JAM-A has a sex-dependent role in GBM. JAM-A deficiency in females leads to microglia activation, enhances their phagocytic activity, and promotes GBM progression via FIZZ1 and Ifi202b expression. Figure created with BioRender.com

This timely study seeks to address a critically relevant gap in current GBM research: how sex difference can influence the tumor microenvironment and ultimately drive tumor progression and therapeutic resistance. While the current work lacks a viable drug target that could be translated to clinic, it directly establishes the value of probing differences in the tumor microenvironment resulting from sex. Sex differences due in part to hormone signaling are known to arise throughout the brain in synaptogenesis, dendritic spine development, and neurite outgrowth.⁸ This is highly relevant given that researchers have begun to demonstrate that GBM can functionally integrate into the brain surroundings through both electrical as well as neurochemical signaling.^9,10 These emerging interactions drive home GBM’s ability to interact with and manipulate its microenvironment rather than just passively grow within it. This is well demonstrated by Turaga and colleagues in the current study detailing that JAM-A signaling functions as a microenvironmental cue toward the tumor, somewhat like a neurotransmitter release or downstream electrical signal. However, a few important questions require further investigation. First, it is not clear how the activated microglia can promote GBM cell proliferation. If JAM-A involves establishing a feedback loop between microglia and GBM cells, then identifying such a pro-oncogenic signal would be critical to clinical target this pathway. Secondly, given the role of tumor-associated microglia in establishing the immunosuppressive microenvironment in GBM, it is conceivable that JAM-A signaling may influence the immune landscape of GBM in a sex-dependent manner. A comprehensive combination of the above works will be needed to properly elucidate if there are clinically meaningful sex-specific effects within the tumor microenvironment that can be taken advantage of to benefit patient survival.

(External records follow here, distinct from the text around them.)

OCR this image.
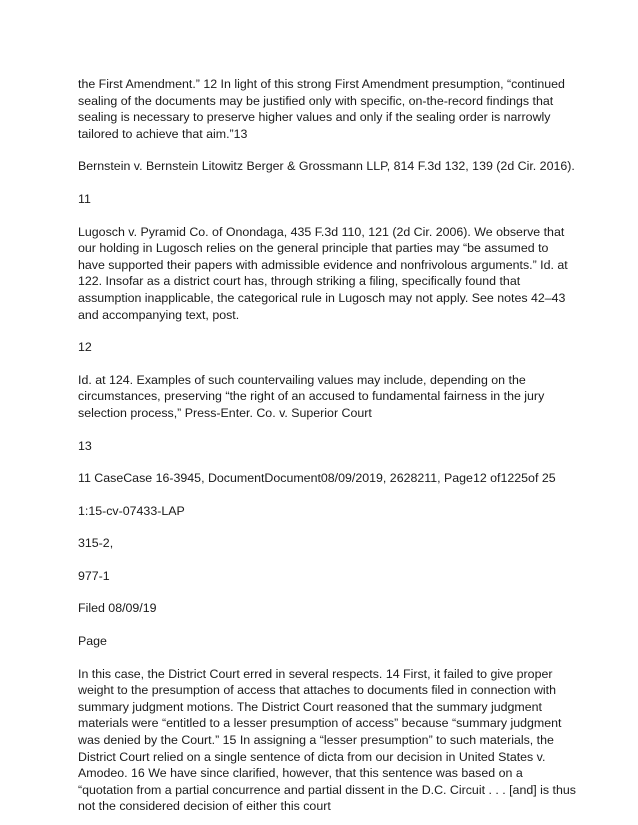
the First Amendment.” 12 In light of this strong First Amendment presumption, “continued sealing of the documents may be justified only with specific, on-the-record findings that sealing is necessary to preserve higher values and only if the sealing order is narrowly tailored to achieve that aim.”13

Bernstein v. Bernstein Litowitz Berger & Grossmann LLP, 814 F.3d 132, 139 (2d Cir. 2016).

11

Lugosch v. Pyramid Co. of Onondaga, 435 F.3d 110, 121 (2d Cir. 2006). We observe that our holding in Lugosch relies on the general principle that parties may “be assumed to have supported their papers with admissible evidence and nonfrivolous arguments.” Id. at 122. Insofar as a district court has, through striking a filing, specifically found that assumption inapplicable, the categorical rule in Lugosch may not apply. See notes 42–43 and accompanying text, post.

12

Id. at 124. Examples of such countervailing values may include, depending on the circumstances, preserving “the right of an accused to fundamental fairness in the jury selection process,” Press-Enter. Co. v. Superior Court

13

11 CaseCase 16-3945, DocumentDocument08/09/2019, 2628211, Page12 of1225of 25

1:15-cv-07433-LAP

315-2,

977-1

Filed 08/09/19

Page

In this case, the District Court erred in several respects. 14 First, it failed to give proper weight to the presumption of access that attaches to documents filed in connection with summary judgment motions. The District Court reasoned that the summary judgment materials were “entitled to a lesser presumption of access” because “summary judgment was denied by the Court.” 15 In assigning a “lesser presumption” to such materials, the District Court relied on a single sentence of dicta from our decision in United States v. Amodeo. 16 We have since clarified, however, that this sentence was based on a “quotation from a partial concurrence and partial dissent in the D.C. Circuit . . . [and] is thus not the considered decision of either this court
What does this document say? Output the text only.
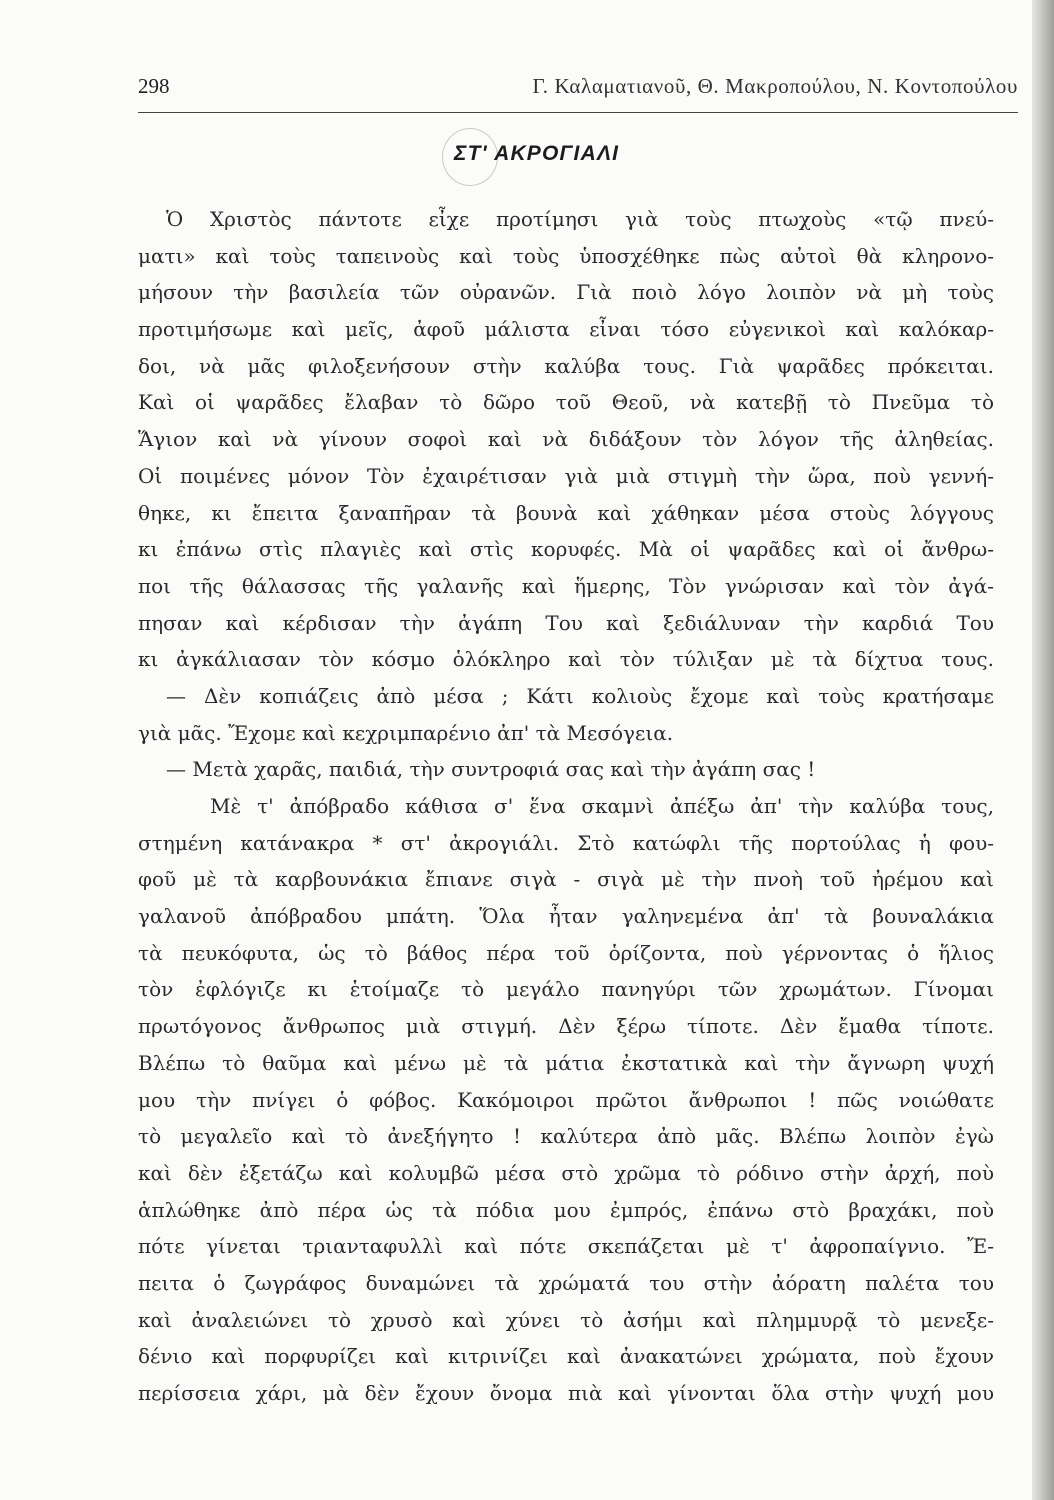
298	Γ. Καλαματιανοῦ, Θ. Μακροπούλου, Ν. Κοντοπούλου
ΣΤ' ΑΚΡΟΓΙΑΛΙ
Ὁ Χριστὸς πάντοτε εἶχε προτίμησι γιὰ τοὺς πτωχοὺς «τῷ πνεύ-
ματι» καὶ τοὺς ταπεινοὺς καὶ τοὺς ὑποσχέθηκε πὼς αὐτοὶ θὰ κληρονο-
μήσουν τὴν βασιλεία τῶν οὐρανῶν. Γιὰ ποιὸ λόγο λοιπὸν νὰ μὴ τοὺς
προτιμήσωμε καὶ μεῖς, ἀφοῦ μάλιστα εἶναι τόσο εὐγενικοὶ καὶ καλόκαρ-
δοι, νὰ μᾶς φιλοξενήσουν στὴν καλύβα τους. Γιὰ ψαρᾶδες πρόκειται.
Καὶ οἱ ψαρᾶδες ἔλαβαν τὸ δῶρο τοῦ Θεοῦ, νὰ κατεβῇ τὸ Πνεῦμα τὸ
Ἅγιον καὶ νὰ γίνουν σοφοὶ καὶ νὰ διδάξουν τὸν λόγον τῆς ἀληθείας.
Οἱ ποιμένες μόνον Τὸν ἐχαιρέτισαν γιὰ μιὰ στιγμὴ τὴν ὥρα, ποὺ γεννή-
θηκε, κι ἔπειτα ξαναπῆραν τὰ βουνὰ καὶ χάθηκαν μέσα στοὺς λόγγους
κι ἐπάνω στὶς πλαγιὲς καὶ στὶς κορυφές. Μὰ οἱ ψαρᾶδες καὶ οἱ ἄνθρω-
ποι τῆς θάλασσας τῆς γαλανῆς καὶ ἥμερης, Τὸν γνώρισαν καὶ τὸν ἀγά-
πησαν καὶ κέρδισαν τὴν ἀγάπη Του καὶ ξεδιάλυναν τὴν καρδιά Του
κι ἀγκάλιασαν τὸν κόσμο ὁλόκληρο καὶ τὸν τύλιξαν μὲ τὰ δίχτυα τους.
— Δὲν κοπιάζεις ἀπὸ μέσα ; Κάτι κολιοὺς ἔχομε καὶ τοὺς κρατήσαμε
γιὰ μᾶς. Ἔχομε καὶ κεχριμπαρένιο ἀπ' τὰ Μεσόγεια.
— Μετὰ χαρᾶς, παιδιά, τὴν συντροφιά σας καὶ τὴν ἀγάπη σας !
Μὲ τ' ἀπόβραδο κάθισα σ' ἕνα σκαμνὶ ἀπέξω ἀπ' τὴν καλύβα τους,
στημένη κατάνακρα * στ' ἀκρογιάλι. Στὸ κατώφλι τῆς πορτούλας ἡ φου-
φοῦ μὲ τὰ καρβουνάκια ἔπιανε σιγὰ - σιγὰ μὲ τὴν πνοὴ τοῦ ἠρέμου καὶ
γαλανοῦ ἀπόβραδου μπάτη. Ὅλα ἦταν γαληνεμένα ἀπ' τὰ βουναλάκια
τὰ πευκόφυτα, ὡς τὸ βάθος πέρα τοῦ ὁρίζοντα, ποὺ γέρνοντας ὁ ἥλιος
τὸν ἐφλόγιζε κι ἑτοίμαζε τὸ μεγάλο πανηγύρι τῶν χρωμάτων. Γίνομαι
πρωτόγονος ἄνθρωπος μιὰ στιγμή. Δὲν ξέρω τίποτε. Δὲν ἔμαθα τίποτε.
Βλέπω τὸ θαῦμα καὶ μένω μὲ τὰ μάτια ἐκστατικὰ καὶ τὴν ἄγνωρη ψυχή
μου τὴν πνίγει ὁ φόβος. Κακόμοιροι πρῶτοι ἄνθρωποι ! πῶς νοιώθατε
τὸ μεγαλεῖο καὶ τὸ ἀνεξήγητο ! καλύτερα ἀπὸ μᾶς. Βλέπω λοιπὸν ἐγὼ
καὶ δὲν ἐξετάζω καὶ κολυμβῶ μέσα στὸ χρῶμα τὸ ρόδινο στὴν ἀρχή, ποὺ
ἁπλώθηκε ἀπὸ πέρα ὡς τὰ πόδια μου ἐμπρός, ἐπάνω στὸ βραχάκι, ποὺ
πότε γίνεται τριανταφυλλὶ καὶ πότε σκεπάζεται μὲ τ' ἀφροπαίγνιο. Ἔ-
πειτα ὁ ζωγράφος δυναμώνει τὰ χρώματά του στὴν ἀόρατη παλέτα του
καὶ ἀναλειώνει τὸ χρυσὸ καὶ χύνει τὸ ἀσήμι καὶ πλημμυρᾷ τὸ μενεξε-
δένιο καὶ πορφυρίζει καὶ κιτρινίζει καὶ ἀνακατώνει χρώματα, ποὺ ἔχουν
περίσσεια χάρι, μὰ δὲν ἔχουν ὄνομα πιὰ καὶ γίνονται ὅλα στὴν ψυχή μου
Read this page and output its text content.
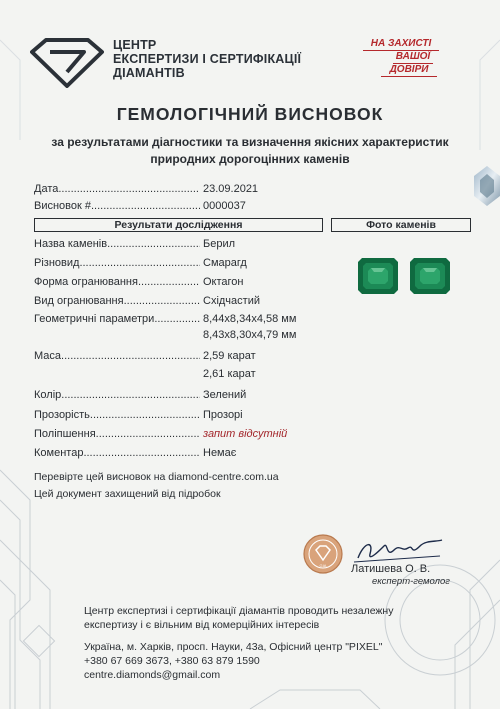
ЦЕНТР
ЕКСПЕРТИЗИ І СЕРТИФІКАЦІЇ
ДІАМАНТІВ
НА ЗАХИСТІ
ВАШОЇ
ДОВІРИ
ГЕМОЛОГІЧНИЙ ВИСНОВОК
за результатами діагностики та визначення якісних характеристик
природних дорогоцінних каменів
Дата .....	23.09.2021
Висновок # .....	0000037
Результати дослідження	Фото каменів
Назва каменів .....	Берил
Різновид .....	Смарагд
Форма огранювання .....	Октагон
Вид огранювання .....	Східчастий
Геометричні параметри .....	8,44x8,34x4,58 мм
8,43x8,30x4,79 мм
Маса .....	2,59 карат
2,61 карат
Колір .....	Зелений
Прозорість .....	Прозорі
Поліпшення .....	запит відсутній
Коментар .....	Немає
Перевірте цей висновок на diamond-centre.com.ua
Цей документ захищений від підробок
GIA Латишева О. В.
експерт-гемолог
Центр експертизі і сертифікації діамантів проводить незалежну
експертизу і є вільним від комерційних інтересів
Україна, м. Харків, просп. Науки, 43а, Офісний центр "PIXEL"
+380 67 669 3673, +380 63 879 1590
centre.diamonds@gmail.com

In summary, the current study fits nicely into an emerging trend within the GBM field: demonstrating that not only are the tumors themselves cellularly complex but the microenvironments, and indeed the hosts as well, are just as complex. Further studies will no doubt continue to illuminate potentially relevant differences between male and female GBM tumor biology. Although the field has been striving to develop personalized therapeutics based on tumor biology, this has yet to be realized meaningfully in a clinical setting. Work highlighting sex differences in tumor biology could end up illuminating several new possible drug targets or therapeutic avenues able to extend the lives of patients. Indeed, in many other diseases, differences in sex play a pivotal role in how treatment paradigms are determined, and this may ultimately end up being the case for GBM. Furthermore, as important as it can be to find new therapeutics, these inherent sexual differences may illuminate therapies or strategies that do not work for patients’ cohorts due to differing biology based on sex. When it comes to further studies in GBM tumor biology, patient sex should be treated as separate and not equal.

Conflict of interest statement. The authors declare no competing financial interests.